Banking on a future that positions the PC as an all-purpose business communications tool, Hewlett-Packard Co. and Microsoft Corp. announced that they are developing a device that emphasizes real-time communications.
Palo Alto, Calif.-based HP unveiled the offering at Comdex in Las Vegas last month. Code-named Agora, the prototype “business communications concept” PC meshes hardware with real-time software including file sharing, voice telephony, whiteboarding and videoconferencing.
Agora – Greek for “meeting place” – will also feature wireless networking capabilities.
HP said the “minimalist” hardware form factor is comprised of a flat-panel monitor that features an optical drive, expansion ports and speakers within the monitor base. In addition, Agora also offers a wireless keyboard and mouse, allowing for a potentially more ergonomic desktop space.
At present, the “integrated, collaborative software tools” are from various vendors. HP said it would team with Microsoft to ensure the offering is fully integrated and compatible with future versions of Windows.

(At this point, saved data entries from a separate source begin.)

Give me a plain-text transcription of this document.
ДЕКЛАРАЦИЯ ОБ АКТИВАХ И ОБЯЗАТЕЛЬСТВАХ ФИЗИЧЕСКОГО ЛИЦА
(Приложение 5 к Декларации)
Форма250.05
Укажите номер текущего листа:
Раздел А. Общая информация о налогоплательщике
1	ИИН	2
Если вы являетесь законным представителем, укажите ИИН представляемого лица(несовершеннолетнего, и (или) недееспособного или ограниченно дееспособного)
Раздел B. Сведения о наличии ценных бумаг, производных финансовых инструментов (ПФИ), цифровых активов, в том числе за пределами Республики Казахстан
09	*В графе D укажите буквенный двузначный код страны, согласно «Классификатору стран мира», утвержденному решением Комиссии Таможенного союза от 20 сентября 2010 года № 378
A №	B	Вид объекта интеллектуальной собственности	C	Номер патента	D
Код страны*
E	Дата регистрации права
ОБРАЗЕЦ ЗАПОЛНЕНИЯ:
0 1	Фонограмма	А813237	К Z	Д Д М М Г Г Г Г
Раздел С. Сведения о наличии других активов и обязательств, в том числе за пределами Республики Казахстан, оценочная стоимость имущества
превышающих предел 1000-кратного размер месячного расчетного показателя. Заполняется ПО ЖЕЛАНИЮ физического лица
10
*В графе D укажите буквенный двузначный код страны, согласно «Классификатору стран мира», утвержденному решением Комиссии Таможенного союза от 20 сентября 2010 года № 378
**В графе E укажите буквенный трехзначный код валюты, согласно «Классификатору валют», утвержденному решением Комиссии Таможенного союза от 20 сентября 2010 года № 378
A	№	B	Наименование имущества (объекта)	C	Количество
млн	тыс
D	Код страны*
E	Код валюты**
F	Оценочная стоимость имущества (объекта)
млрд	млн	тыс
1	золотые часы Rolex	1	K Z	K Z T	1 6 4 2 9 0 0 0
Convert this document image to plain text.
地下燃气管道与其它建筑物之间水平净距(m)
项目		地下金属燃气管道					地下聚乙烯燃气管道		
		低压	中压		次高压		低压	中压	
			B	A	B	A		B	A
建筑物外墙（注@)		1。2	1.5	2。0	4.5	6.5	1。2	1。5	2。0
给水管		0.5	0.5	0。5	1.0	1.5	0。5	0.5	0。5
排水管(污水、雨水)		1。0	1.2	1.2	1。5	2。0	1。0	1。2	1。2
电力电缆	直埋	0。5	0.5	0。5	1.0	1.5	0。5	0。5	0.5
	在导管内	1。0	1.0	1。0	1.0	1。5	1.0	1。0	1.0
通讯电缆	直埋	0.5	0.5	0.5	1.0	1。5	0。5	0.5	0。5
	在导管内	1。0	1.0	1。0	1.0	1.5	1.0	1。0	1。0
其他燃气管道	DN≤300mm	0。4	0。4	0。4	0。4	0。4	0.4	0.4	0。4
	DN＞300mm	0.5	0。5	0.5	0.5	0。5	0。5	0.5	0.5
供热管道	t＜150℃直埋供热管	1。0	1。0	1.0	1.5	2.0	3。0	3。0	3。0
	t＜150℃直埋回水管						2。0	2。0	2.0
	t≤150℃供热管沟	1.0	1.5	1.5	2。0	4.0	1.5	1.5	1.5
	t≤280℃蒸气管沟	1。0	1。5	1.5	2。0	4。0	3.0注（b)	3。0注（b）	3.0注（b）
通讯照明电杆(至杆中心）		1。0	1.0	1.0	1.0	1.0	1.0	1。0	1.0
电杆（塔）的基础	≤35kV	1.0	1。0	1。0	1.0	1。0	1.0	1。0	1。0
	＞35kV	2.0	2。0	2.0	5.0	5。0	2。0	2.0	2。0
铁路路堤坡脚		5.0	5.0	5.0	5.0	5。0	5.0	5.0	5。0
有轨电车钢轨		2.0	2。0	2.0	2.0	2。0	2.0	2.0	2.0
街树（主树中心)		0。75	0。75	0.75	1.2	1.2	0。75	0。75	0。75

The future of business computing and communications incorporates real-time communication and information sharing which leads overall business efficiency, HP claimed.
There is one caveat, however – HP officials said the product is still in the developmental stages, and is not expected to be available until 2004.
Even so, that timeframe is still ahead of widespread adoption of these technologies, according to Warren Chaisatien, a senior analyst with Toronto-based IDC Canada Ltd. The industry is focusing on developing enhanced communication features for PCs but Chaisatien noted that it’s at least three years out before emerging technologies such as wireless devices, videoconferencing and voice telephony take complete hold of the enterprise.
“In theory, real-time communications is here,” Chaisatien said, adding that in reality, there are obstacles to putting the technologies into practice.
The potential drivers, Chaisatien said, include the rise of IP and VPN-based networks, along with the emergence of multiple types of applications that can be easily transported onto a single network.
Barriers include bandwidth issues and the glacier-like migration to 3G which can better facilitate seamless real-time communications on PCs, he added.
Also, the market is still grappling with a myriad of standards – these will have to be reconciled before the technologies take off, he said.